Mereka melakukan percobaan dengan siswa dan menemukan bahwa ketika informasi yang akan dipelajari secara konseptual terkait dengan keadaan stres mereka dan dianggap penting oleh siswa, belajar di bawah tekanan memberikan kontribusi untuk menghafal yang lebih baik. Artinya, untuk persiapan ujian yang lebih baik, stres kita selama pelatihan harus dipicu oleh fakta ujian dan materi yang dipelajari, dan bukan, misalnya, oleh keadaan pribadi.

Gagasan ideal bahwa kita dapat menghindari stres sama sekali dan bahwa ini akan meningkatkan kehidupan kita tidak dapat dipertahankan. Stres tidak mungkin dan tidak perlu untuk dihilangkan. Ini merevitalisasi dan menyegarkan, tetapi pada saat yang sama melemahkan dan menguras tenaga. Yang pertama tidak mungkin tanpa yang kedua. Seperti detak jantung, pergantian tahapan stimulasi, kelelahan dan pemulihan adalah ritme kehidupan. Stres menunjukkan bahwa penting bagi kita, apa yang mengilhami atau menyakiti kita, yang kita tidak bisa tetap acuh tak acuh. Jika kita tidak stres, kita tidak peduli, kita merasa apatis dan detasemen, kita tidak terlibat dalam apa pun.
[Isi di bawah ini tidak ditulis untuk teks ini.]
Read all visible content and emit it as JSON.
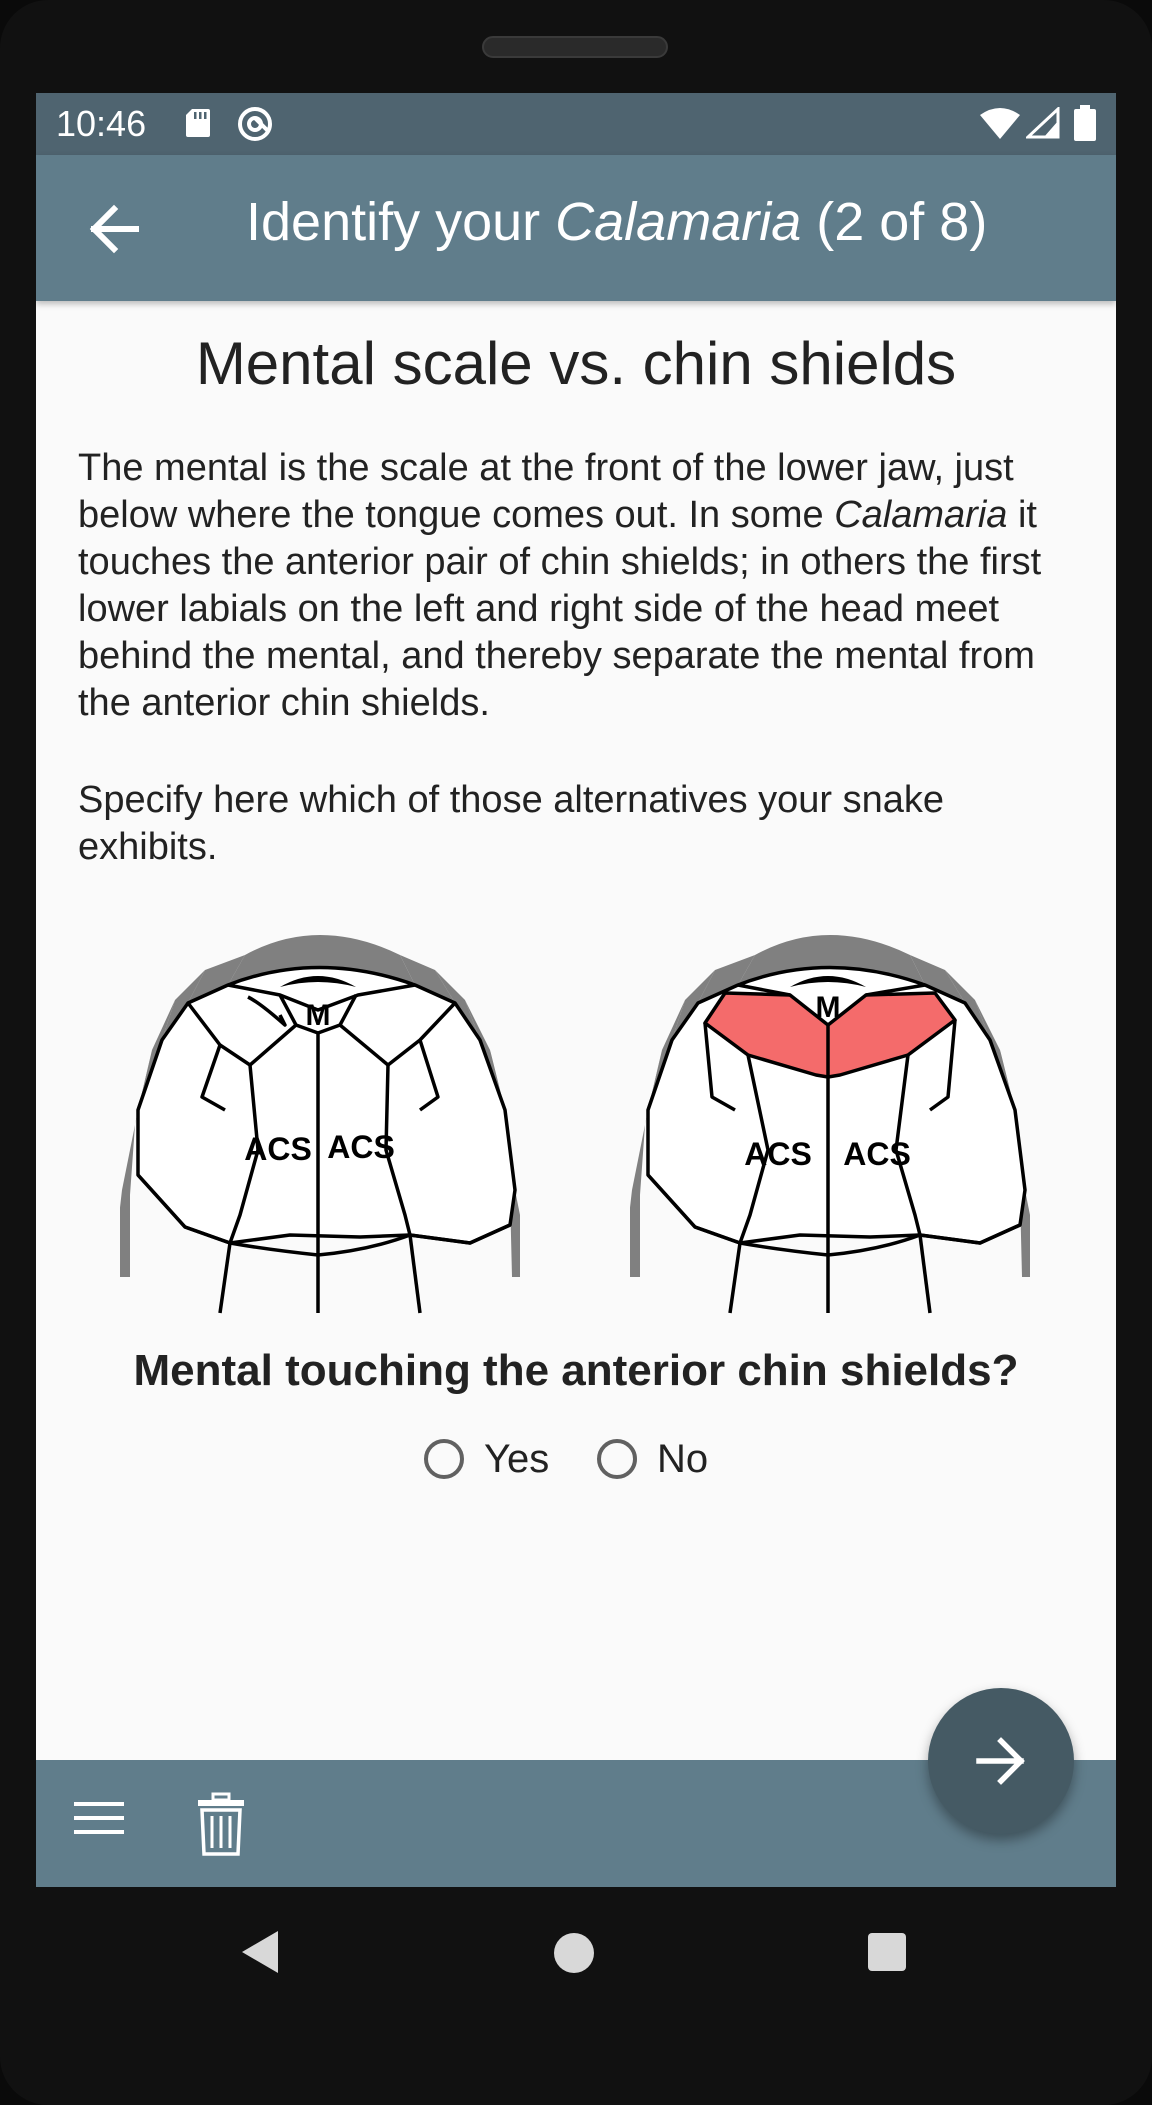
{
  "status_bar": {
    "time": "10:46"
  },
  "app_bar": {
    "title_prefix": "Identify your ",
    "title_genus": "Calamaria",
    "title_suffix": " (2 of 8)"
  },
  "content": {
    "heading": "Mental scale vs. chin shields",
    "paragraph1_part1": "The mental is the scale at the front of the lower jaw, just below where the tongue comes out. In some ",
    "paragraph1_genus": "Calamaria",
    "paragraph1_part2": " it touches the anterior pair of chin shields; in others the first lower labials on the left and right side of the head meet behind the mental, and thereby separate the mental from the anterior chin shields.",
    "paragraph2": "Specify here which of those alternatives your snake exhibits.",
    "diagram_labels": {
      "mental": "M",
      "chin_shield": "ACS"
    },
    "question": "Mental touching the anterior chin shields?",
    "options": [
      {
        "label": "Yes",
        "selected": false
      },
      {
        "label": "No",
        "selected": false
      }
    ]
  },
  "colors": {
    "status_bar": "#4f6470",
    "app_bar": "#607d8b",
    "fab": "#455a64",
    "highlight": "#f46b6b",
    "scale_gray": "#808080"
  },
  "icons": {
    "app_bar": "back-arrow-icon",
    "bottom_bar": [
      "menu-icon",
      "trash-icon"
    ],
    "fab": "forward-arrow-icon"
  }
}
Menurut Hans Selye, “Kebebasan penuh dari stres berarti kematian. Stres dikaitkan dengan pengalaman yang menyenangkan dan tidak menyenangkan. Stres fisiologis berada pada titik terendah pada saat-saat ketidakpedulian, tetapi tidak pernah nol (itu berarti kematian).

Mungkin Anda akrab dengan situasi ketika Anda memutuskan untuk mencurahkan satu hari untuk istirahat, dan istirahat berarti tidak melakukan apa-apa, dan pada akhir hari ini Anda tersiksa oleh perasaan bahwa itu tidak ada. Satu-satunya hal yang menyelamatkan hari seperti itu adalah perasaan cemas tentang waktu yang hilang, yang merangsang mobilisasi kekuatan dan upaya untuk menebusnya.

Dengan mendalilkan risiko kesehatan dari stres dan ilusi bahwa stres dapat dihindari, psikologi populer mengeksploitasi kemampuan kita untuk mengalami stres. Seseorang mulai menganggap keadaan seperti itu tidak sehat dan memfokuskan sumber daya adaptif dan mobilisasi bukan pada situasi yang memicu stres, tetapi pada upaya untuk menghilangkan stres itu sendiri, yaitu, mengalami stres tentang stres dan pada tahap ini mencari bantuan dari psikolog..

Demikian pula, kemampuan kita untuk mengalami stres dieksploitasi oleh gerakan sosial yang panik tentang peningkatan tingkat stres di masyarakat saat ini. Ini adalah bagaimana mereka menarik perhatian pada diri mereka sendiri dengan memicu stres yang sama terkait dengan stres.

Stres tidak bisa dihindari selama kita masih hidup. Yang tersisa bagi kita adalah mencoba menggunakannya dengan lebih efektif dan setidaknya tidak membuang stres pada kecemasan yang tidak perlu karena fakta bahwa kita sedang mengalaminya.